Job losses far exceed anything we have ever seen since the Labour Force Survey was initiated in 1976.
All provinces and territories reported job losses, but on a relative basis Alberta suffered the greatest as the impact of the Saudi-Russian oil price war in addition to COVID-19 sent Western Canada oil prices to historic lows. Western Canada Select (WCS) fell by 90% in March.
Indeed, the Canadian economy lost more than double the number of jobs than those during the Great Recession. The unemployment shot up by more than two percentage points, to 7.8%, and reached 8.7% in Alberta.
Source: Statistics Canada
We have suggested that Canada’s path to recovery will most likely be more U-shaped and with a longer tail relative to the U.S. because of (1) the Canadian economy slowing down before the onset of COVID-19, (2) Canada’s reliance and exposure to the oil and gas sector, (3) elevated household debt levels and (4) our limited fiscal response to date.

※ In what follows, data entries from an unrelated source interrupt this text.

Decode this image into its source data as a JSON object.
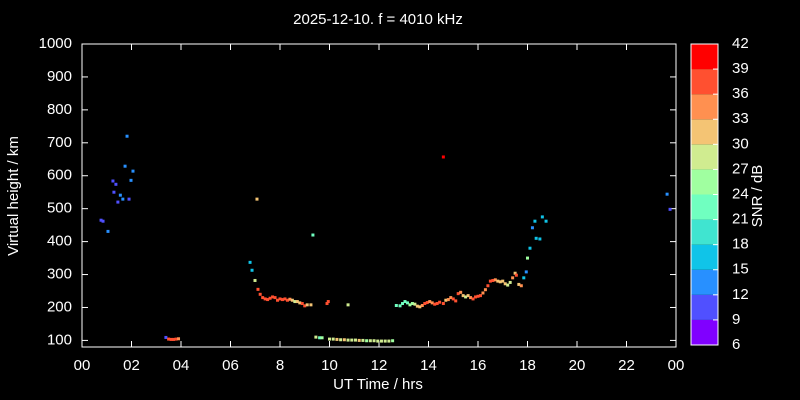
{
  "chart_data": {
    "type": "scatter",
    "title": "2025-12-10. f = 4010 kHz",
    "x_label": "UT Time / hrs",
    "y_label": "Virtual height / km",
    "xlim": [
      0,
      24
    ],
    "ylim": [
      80,
      1000
    ],
    "xticks": [
      {
        "value": 0,
        "label": "00"
      },
      {
        "value": 2,
        "label": "02"
      },
      {
        "value": 4,
        "label": "04"
      },
      {
        "value": 6,
        "label": "06"
      },
      8,
      10,
      12,
      14,
      16,
      18,
      20,
      22,
      {
        "value": 24,
        "label": "00"
      }
    ],
    "yticks": [
      100,
      200,
      300,
      400,
      500,
      600,
      700,
      800,
      900,
      1000
    ],
    "colorbar": {
      "label": "SNR / dB",
      "lim": [
        6,
        42
      ],
      "ticks": [
        6,
        9,
        12,
        15,
        18,
        21,
        24,
        27,
        30,
        33,
        36,
        39,
        42
      ],
      "colors": [
        "#8000ff",
        "#5050ff",
        "#2890ff",
        "#10c4e8",
        "#40e4d0",
        "#70ffc0",
        "#a0ffa0",
        "#d0ec90",
        "#f4c474",
        "#ff9050",
        "#ff5030",
        "#ff0000"
      ]
    },
    "x": [
      0.77,
      0.85,
      1.05,
      1.25,
      1.37,
      1.29,
      1.45,
      1.55,
      1.65,
      1.74,
      1.82,
      1.9,
      1.98,
      2.06,
      3.39,
      3.5,
      3.6,
      3.7,
      3.8,
      3.9,
      6.79,
      6.87,
      6.99,
      7.07,
      7.11,
      7.2,
      7.3,
      7.4,
      7.5,
      7.6,
      7.7,
      7.8,
      7.9,
      8.0,
      8.1,
      8.2,
      8.3,
      8.4,
      8.5,
      8.6,
      8.7,
      8.8,
      8.9,
      9.0,
      9.1,
      9.25,
      9.33,
      9.45,
      9.6,
      9.7,
      9.9,
      9.95,
      10.0,
      10.15,
      10.3,
      10.45,
      10.6,
      10.75,
      10.75,
      10.9,
      11.05,
      11.2,
      11.35,
      11.5,
      11.65,
      11.8,
      11.95,
      12.1,
      12.25,
      12.4,
      12.55,
      12.7,
      12.85,
      12.95,
      13.05,
      13.15,
      13.25,
      13.35,
      13.45,
      13.55,
      13.65,
      13.75,
      13.85,
      13.95,
      14.05,
      14.15,
      14.25,
      14.35,
      14.45,
      14.6,
      14.6,
      14.7,
      14.8,
      14.9,
      15.0,
      15.1,
      15.2,
      15.3,
      15.4,
      15.5,
      15.6,
      15.7,
      15.8,
      15.9,
      16.0,
      16.1,
      16.2,
      16.3,
      16.4,
      16.5,
      16.6,
      16.7,
      16.8,
      16.9,
      17.0,
      17.1,
      17.2,
      17.3,
      17.4,
      17.5,
      17.55,
      17.65,
      17.75,
      17.85,
      17.95,
      18.0,
      18.1,
      18.2,
      18.3,
      18.35,
      18.5,
      18.6,
      18.75,
      23.64,
      23.76
    ],
    "y": [
      465,
      462,
      431,
      584,
      574,
      550,
      520,
      541,
      529,
      629,
      720,
      529,
      586,
      614,
      109,
      104,
      103,
      103,
      104,
      105,
      337,
      313,
      282,
      529,
      255,
      240,
      230,
      226,
      224,
      228,
      232,
      230,
      222,
      226,
      224,
      226,
      222,
      225,
      222,
      218,
      218,
      214,
      212,
      205,
      208,
      208,
      420,
      110,
      108,
      108,
      212,
      218,
      104,
      104,
      103,
      102,
      102,
      101,
      208,
      101,
      101,
      100,
      100,
      99,
      99,
      99,
      98,
      98,
      98,
      98,
      99,
      206,
      205,
      212,
      218,
      214,
      208,
      212,
      210,
      204,
      202,
      206,
      212,
      215,
      218,
      214,
      210,
      212,
      216,
      657,
      212,
      222,
      224,
      230,
      226,
      220,
      242,
      246,
      236,
      232,
      236,
      230,
      226,
      232,
      234,
      236,
      244,
      254,
      266,
      280,
      282,
      284,
      280,
      278,
      280,
      272,
      268,
      276,
      290,
      304,
      298,
      270,
      266,
      290,
      308,
      350,
      380,
      442,
      462,
      410,
      408,
      475,
      462,
      544,
      498
    ],
    "snr": [
      11,
      11,
      12,
      10,
      10,
      11,
      10,
      13,
      14,
      13,
      12,
      11,
      12,
      13,
      11,
      37,
      38,
      37,
      36,
      35,
      17,
      16,
      27,
      32,
      37,
      38,
      38,
      37,
      38,
      37,
      36,
      37,
      38,
      37,
      37,
      36,
      37,
      33,
      31,
      29,
      32,
      30,
      36,
      38,
      31,
      30,
      21,
      28,
      22,
      24,
      38,
      38,
      28,
      29,
      30,
      28,
      30,
      29,
      27,
      27,
      29,
      30,
      28,
      26,
      28,
      27,
      28,
      29,
      27,
      28,
      24,
      21,
      22,
      23,
      21,
      23,
      25,
      26,
      28,
      30,
      31,
      34,
      36,
      37,
      35,
      33,
      36,
      38,
      37,
      41,
      36,
      30,
      33,
      35,
      38,
      36,
      38,
      34,
      32,
      29,
      30,
      34,
      36,
      37,
      38,
      37,
      35,
      33,
      36,
      38,
      36,
      33,
      30,
      31,
      32,
      30,
      27,
      29,
      33,
      31,
      36,
      30,
      33,
      17,
      14,
      26,
      17,
      14,
      16,
      16,
      15,
      16,
      15,
      13,
      11
    ]
  }
}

The U.S. economy lost approximately 700,000 jobs, or a decline of roughly 0.46%, on a month-over-month basis. Canada’s decline was nearly 11 times greater, at 5.6%.
There is no question that additional fiscal stimulus will be required not only to address the current situation (the enhanced wage subsidy program was definitely a step in the right direction) and to support highly impacted industries, but also to jumpstart the Canadian economic engine when the threat of COVID-19 subsides.